Abstract

Belief propagation is a remarkably effective tool for inference in graphical models, even when applied to networks with cycles. A variational perspective shows that it may be viewed as a way to seek the minimum of the Bethe free energy, though it may converge only to a local optimum or may not converge at all.

We shall cover a brief introduction to these ideas, then go on to describe a recent algorithm we developed for any binary pairwise model which, to our knowledge, is the first to guarantee to return an epsilon-approximation to the global minimum of the Bethe free energy. The approach involves discretizing to yield a discrete optimization problem, which may be viewed as multi-label MAP inference. If the initial model is fully attractive, this yields a fully polynomial-time approximation scheme (FPTAS).

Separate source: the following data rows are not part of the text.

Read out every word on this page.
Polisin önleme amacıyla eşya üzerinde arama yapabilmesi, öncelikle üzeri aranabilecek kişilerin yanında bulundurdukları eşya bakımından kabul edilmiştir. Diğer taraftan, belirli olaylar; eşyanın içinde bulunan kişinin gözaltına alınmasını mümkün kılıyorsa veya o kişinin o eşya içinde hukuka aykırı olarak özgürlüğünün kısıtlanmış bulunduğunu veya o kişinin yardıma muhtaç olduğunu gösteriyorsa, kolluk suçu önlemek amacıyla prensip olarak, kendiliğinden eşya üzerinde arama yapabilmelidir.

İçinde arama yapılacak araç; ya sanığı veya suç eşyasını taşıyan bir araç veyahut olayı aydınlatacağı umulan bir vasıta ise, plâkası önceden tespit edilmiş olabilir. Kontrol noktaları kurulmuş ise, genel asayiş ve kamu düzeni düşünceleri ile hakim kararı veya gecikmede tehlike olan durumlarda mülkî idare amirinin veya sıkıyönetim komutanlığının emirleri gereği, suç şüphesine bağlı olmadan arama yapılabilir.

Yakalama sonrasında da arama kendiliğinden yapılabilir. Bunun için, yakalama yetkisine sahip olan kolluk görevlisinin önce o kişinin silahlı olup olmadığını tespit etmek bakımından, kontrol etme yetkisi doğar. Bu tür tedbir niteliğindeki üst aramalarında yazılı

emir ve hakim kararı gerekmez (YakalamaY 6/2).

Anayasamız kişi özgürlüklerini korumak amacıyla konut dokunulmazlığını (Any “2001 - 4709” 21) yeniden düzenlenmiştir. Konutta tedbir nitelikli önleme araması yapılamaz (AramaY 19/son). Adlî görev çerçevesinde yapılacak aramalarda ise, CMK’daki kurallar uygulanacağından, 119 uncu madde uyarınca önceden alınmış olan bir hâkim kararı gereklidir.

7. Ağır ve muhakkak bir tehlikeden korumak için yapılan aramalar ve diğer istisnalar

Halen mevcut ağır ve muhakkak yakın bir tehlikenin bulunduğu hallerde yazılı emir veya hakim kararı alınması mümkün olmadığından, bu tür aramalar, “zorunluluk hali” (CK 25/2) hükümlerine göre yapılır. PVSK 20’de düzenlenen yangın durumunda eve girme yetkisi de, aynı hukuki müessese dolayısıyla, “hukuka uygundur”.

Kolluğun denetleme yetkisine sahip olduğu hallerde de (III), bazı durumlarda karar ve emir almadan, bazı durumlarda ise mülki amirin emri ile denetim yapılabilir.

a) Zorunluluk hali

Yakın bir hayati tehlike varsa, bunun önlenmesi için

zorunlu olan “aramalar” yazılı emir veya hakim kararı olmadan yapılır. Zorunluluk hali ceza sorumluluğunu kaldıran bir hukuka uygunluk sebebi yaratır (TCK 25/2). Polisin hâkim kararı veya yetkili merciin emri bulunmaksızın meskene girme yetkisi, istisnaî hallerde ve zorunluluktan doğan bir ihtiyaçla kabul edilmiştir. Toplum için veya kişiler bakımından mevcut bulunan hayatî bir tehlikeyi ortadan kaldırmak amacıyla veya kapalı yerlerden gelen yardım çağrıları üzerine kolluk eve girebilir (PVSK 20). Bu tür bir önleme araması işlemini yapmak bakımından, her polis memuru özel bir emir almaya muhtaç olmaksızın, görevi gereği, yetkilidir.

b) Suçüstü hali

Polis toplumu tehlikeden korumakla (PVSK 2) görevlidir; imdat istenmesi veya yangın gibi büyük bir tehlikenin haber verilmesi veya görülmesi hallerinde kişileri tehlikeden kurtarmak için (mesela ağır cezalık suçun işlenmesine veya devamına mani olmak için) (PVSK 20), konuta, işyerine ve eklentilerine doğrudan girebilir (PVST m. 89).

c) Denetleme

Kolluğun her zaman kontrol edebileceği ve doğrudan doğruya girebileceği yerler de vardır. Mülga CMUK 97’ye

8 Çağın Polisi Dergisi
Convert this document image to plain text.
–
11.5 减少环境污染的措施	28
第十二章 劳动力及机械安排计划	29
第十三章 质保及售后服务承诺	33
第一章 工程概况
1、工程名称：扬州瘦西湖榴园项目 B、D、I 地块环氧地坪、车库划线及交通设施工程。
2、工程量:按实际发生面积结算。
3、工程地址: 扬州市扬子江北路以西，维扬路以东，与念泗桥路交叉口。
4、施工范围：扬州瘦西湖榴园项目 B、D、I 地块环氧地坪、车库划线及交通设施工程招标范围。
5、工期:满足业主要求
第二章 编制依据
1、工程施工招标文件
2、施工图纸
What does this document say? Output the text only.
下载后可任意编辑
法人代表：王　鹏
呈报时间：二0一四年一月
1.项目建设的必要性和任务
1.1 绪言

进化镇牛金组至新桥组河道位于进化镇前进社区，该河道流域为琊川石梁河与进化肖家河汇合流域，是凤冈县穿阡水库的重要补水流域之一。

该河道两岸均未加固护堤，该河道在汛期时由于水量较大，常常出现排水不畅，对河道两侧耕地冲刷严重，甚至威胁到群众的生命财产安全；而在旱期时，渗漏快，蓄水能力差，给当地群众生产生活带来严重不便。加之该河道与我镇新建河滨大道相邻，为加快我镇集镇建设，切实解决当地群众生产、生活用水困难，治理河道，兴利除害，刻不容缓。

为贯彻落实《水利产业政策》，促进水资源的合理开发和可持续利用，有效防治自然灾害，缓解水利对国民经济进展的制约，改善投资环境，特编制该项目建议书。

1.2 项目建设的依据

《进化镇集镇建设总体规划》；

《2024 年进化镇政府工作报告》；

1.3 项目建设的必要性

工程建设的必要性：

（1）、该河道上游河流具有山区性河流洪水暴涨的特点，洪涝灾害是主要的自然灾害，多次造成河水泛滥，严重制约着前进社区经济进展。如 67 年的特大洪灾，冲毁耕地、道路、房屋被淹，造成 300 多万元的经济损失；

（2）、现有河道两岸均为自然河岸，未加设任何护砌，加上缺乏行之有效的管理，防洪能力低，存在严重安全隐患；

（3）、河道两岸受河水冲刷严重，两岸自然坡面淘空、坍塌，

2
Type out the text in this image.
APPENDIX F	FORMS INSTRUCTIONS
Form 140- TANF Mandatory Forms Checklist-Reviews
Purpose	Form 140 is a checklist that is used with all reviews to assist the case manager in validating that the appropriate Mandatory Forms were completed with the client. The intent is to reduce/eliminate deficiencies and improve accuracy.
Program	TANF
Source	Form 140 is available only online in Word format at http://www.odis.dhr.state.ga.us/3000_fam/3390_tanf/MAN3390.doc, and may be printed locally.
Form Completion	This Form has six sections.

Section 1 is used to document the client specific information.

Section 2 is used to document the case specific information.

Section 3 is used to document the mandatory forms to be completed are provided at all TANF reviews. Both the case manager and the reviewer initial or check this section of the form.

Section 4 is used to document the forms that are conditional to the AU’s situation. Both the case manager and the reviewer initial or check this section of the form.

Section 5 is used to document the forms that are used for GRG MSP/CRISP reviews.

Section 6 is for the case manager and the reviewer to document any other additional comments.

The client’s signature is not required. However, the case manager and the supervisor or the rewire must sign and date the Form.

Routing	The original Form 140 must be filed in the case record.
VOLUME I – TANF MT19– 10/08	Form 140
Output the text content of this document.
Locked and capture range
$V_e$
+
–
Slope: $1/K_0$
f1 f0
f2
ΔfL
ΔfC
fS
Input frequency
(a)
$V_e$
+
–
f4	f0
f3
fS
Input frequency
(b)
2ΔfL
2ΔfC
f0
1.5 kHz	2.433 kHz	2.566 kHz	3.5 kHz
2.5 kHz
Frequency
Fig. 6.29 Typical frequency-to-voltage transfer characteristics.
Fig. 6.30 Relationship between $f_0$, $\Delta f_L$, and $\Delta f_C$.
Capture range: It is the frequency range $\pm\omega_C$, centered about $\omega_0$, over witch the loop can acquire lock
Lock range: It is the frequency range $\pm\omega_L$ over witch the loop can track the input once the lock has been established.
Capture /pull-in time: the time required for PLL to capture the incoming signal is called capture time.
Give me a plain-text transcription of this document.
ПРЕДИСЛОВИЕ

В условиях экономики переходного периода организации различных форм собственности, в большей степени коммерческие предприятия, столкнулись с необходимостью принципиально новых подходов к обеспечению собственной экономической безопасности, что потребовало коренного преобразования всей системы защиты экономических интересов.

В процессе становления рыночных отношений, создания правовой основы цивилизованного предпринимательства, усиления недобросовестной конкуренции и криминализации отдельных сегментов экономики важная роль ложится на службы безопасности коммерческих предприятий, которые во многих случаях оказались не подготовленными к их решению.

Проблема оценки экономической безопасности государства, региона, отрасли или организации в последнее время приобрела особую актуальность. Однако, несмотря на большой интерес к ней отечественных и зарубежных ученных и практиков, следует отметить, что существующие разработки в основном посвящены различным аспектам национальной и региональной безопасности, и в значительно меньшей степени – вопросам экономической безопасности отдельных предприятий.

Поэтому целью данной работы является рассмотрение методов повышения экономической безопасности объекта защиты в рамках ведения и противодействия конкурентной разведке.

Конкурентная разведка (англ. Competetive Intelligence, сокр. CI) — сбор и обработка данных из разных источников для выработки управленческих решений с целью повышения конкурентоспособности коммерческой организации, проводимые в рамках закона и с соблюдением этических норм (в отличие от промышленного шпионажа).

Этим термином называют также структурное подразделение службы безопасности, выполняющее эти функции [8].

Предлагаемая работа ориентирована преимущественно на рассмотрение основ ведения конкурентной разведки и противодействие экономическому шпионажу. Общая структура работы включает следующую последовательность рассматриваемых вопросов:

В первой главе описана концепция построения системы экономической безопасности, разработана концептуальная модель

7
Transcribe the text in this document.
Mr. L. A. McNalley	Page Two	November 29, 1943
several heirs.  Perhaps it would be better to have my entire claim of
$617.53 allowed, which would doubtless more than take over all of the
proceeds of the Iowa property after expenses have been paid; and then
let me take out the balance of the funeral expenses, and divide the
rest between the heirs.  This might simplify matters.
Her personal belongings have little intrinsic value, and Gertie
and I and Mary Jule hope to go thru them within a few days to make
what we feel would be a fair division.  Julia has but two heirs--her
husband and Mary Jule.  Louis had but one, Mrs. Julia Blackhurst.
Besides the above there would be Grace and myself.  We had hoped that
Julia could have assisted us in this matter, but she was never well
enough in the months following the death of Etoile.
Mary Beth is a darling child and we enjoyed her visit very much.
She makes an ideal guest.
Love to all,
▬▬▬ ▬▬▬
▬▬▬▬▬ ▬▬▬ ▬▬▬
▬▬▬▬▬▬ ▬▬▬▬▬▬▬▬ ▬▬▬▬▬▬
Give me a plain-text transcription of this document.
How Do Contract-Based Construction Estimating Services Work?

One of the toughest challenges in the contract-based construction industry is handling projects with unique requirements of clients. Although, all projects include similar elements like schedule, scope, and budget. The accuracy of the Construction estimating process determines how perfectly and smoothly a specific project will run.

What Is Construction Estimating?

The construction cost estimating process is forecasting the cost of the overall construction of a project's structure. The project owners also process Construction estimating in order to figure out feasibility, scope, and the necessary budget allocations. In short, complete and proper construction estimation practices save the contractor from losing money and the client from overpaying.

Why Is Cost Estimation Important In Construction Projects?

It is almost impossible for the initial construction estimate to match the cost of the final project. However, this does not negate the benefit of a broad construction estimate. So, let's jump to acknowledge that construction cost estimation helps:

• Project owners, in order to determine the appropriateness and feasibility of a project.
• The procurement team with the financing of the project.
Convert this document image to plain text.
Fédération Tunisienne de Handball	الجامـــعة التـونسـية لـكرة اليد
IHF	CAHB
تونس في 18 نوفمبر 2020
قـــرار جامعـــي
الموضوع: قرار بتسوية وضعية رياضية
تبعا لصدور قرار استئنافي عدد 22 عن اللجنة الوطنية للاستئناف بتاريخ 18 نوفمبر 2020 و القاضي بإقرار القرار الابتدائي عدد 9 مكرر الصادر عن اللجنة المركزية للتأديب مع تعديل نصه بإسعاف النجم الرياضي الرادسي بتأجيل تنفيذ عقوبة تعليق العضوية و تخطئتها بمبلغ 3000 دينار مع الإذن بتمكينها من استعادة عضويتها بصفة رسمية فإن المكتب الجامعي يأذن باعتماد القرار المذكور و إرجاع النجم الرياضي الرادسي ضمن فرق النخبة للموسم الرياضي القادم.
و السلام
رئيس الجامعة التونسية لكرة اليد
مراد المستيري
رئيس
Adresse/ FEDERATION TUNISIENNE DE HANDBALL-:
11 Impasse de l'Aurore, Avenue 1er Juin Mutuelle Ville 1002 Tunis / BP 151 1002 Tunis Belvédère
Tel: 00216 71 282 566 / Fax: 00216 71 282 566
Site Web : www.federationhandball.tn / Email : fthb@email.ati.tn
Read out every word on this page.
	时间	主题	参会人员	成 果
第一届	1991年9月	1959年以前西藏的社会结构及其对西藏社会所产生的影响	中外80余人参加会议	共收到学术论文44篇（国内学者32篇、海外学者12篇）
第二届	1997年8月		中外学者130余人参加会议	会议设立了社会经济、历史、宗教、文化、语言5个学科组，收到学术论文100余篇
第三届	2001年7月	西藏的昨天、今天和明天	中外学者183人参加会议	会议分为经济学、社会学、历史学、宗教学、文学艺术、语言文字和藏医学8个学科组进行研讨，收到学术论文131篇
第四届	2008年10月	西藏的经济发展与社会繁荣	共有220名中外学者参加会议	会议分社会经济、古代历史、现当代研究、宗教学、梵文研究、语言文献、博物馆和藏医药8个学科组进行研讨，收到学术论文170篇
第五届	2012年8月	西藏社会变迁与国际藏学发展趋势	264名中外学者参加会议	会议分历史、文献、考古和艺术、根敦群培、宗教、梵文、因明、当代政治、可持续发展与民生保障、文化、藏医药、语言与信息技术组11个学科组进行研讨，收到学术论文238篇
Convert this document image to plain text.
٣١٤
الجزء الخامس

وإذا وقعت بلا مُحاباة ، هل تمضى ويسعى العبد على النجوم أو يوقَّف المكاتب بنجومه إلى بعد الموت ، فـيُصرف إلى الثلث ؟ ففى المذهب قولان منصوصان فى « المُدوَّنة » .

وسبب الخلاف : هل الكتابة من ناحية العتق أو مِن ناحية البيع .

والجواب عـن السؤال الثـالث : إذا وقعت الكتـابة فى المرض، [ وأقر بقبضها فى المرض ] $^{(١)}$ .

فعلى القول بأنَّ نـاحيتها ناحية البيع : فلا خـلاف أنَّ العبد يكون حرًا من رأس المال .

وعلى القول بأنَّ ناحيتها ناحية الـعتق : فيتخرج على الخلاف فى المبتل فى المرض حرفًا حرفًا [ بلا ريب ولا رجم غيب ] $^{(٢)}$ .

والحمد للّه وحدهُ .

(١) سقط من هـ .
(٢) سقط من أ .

If time, we can also discuss work that further explores the Bethe approximation and tries to tease apart the two ways it differs from exact inference: (i) the true entropy is approximated by the Bethe (pairwise) entropy, and (ii) the minimization is performed over a relaxation of the marginal polytope (which enforces a globally consistent probability distribution) termed the local polytope (which enforces only pairwise consistency).

This is joint work with Tony Jebara at Columbia University.

Related papers: A. Weller and T. Jebara, “Approximating the Bethe Partition Function” . Uncertainty in Artificial Intelligence (UAI), 2014. A. Weller, K. Tang, D. Sontag and T. Jebara, “Understanding the Bethe Approximation: When and How can it go Wrong?” . Uncertainty in Artificial Intelligence (UAI), 2014.